This document discusses the key components and rationale behind using a Long Short-Term Memory (LSTM) network for a sequence classification task, as illustrated in the provided example.

## 1. Data Generation Strategy
- **Task**: The synthetic dataset is designed to create a sequence classification problem where the label is contingent on identifying a specific temporal pattern or sub-sequence (e.g., `[1,1,0]`) within a longer sequence.
- **Purpose**: This type of data forces the LSTM to learn and remember information over time steps, which is the core strength of Recurrent Neural Networks (RNNs) and LSTMs. It's not just about individual elements but their order and relationship.
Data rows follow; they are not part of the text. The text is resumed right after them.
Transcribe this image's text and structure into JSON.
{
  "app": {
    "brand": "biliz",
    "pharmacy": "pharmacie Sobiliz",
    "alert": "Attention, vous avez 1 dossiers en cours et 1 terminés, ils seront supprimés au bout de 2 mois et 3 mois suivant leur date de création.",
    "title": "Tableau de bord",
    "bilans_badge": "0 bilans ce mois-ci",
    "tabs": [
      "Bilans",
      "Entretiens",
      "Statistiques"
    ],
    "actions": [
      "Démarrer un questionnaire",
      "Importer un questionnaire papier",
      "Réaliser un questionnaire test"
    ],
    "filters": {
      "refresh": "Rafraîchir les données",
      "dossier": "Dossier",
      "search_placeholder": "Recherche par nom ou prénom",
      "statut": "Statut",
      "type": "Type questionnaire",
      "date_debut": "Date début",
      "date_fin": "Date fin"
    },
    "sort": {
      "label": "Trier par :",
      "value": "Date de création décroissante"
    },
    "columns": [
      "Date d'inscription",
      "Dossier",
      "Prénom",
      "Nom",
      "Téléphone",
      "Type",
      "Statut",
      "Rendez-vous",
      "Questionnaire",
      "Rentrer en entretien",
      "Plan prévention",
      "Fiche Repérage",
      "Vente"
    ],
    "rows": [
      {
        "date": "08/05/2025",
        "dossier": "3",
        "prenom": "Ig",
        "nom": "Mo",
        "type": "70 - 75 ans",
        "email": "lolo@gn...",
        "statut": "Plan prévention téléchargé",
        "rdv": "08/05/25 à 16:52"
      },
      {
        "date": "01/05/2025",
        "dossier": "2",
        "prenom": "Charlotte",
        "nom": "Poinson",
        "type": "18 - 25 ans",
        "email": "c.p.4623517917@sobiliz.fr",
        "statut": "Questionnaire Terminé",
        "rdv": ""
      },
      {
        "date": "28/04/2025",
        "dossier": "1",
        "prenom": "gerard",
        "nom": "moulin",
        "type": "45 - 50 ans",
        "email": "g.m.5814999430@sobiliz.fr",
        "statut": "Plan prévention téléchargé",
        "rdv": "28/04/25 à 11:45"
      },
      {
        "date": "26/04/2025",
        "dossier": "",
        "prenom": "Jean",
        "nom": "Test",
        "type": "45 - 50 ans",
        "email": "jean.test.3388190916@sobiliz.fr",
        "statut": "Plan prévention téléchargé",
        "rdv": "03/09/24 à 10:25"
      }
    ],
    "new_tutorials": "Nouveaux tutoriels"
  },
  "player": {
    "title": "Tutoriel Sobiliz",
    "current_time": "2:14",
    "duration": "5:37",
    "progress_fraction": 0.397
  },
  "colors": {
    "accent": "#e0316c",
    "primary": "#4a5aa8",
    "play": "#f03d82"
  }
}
## 2. Input Shape for `nn.LSTM`
- **Requirement**: The `nn.LSTM` layer in PyTorch, when `batch_first=True`, expects input tensors to have a specific shape: `(batch_size, sequence_length, feature_size)`.
    - `batch_size`: The number of sequences processed in parallel.
    - `sequence_length`: The number of time steps in each sequence.
    - `feature_size`: The dimensionality of the input features at each time step.
- **Example Adaptation**: In the described scenario, if each element in the sequence is a single number, `feature_size` would be 1. The raw sequences are reshaped to meet this `(batch_size, seq_len, 1)` format before being fed into the LSTM.

## 3. The `nn.LSTM` Layer
- **Core Component**: `nn.LSTM(input_size, hidden_size, num_layers, batch_first=True)` is the heart of the sequence processing model.
- **Key Parameters**:
    - `input_size`: The number of expected features in the input `x` at each time step (dimensionality of each element in the sequence). In the example, this is 1.
    - `hidden_size`: The number of features in the hidden state `h` (and also the cell state `c`). This determines the capacity of the LSTM to store information.
    - `num_layers (int, optional)`: The number of recurrent layers. E.g., setting `num_layers=2` would mean stacking two LSTMs together to form a "stacked LSTM," with the second LSTM taking in outputs of the first LSTM and computing the final results. This can allow for learning more complex temporal hierarchies (default is 1).
    - `batch_first (bool, optional)`: If `True`, then the input and output tensors are provided as `(batch, seq, feature)` instead of `(seq, batch, feature)`. `True` is often more intuitive (default is `False`).
    - `dropout (float, optional)`: If non-zero, introduces a Dropout layer on the outputs of each LSTM layer except the last layer, with dropout probability equal to `dropout`.
    - `bidirectional (bool, optional)`: If `True`, becomes a bidirectional LSTM (processes sequence from start-to-end and end-to-start).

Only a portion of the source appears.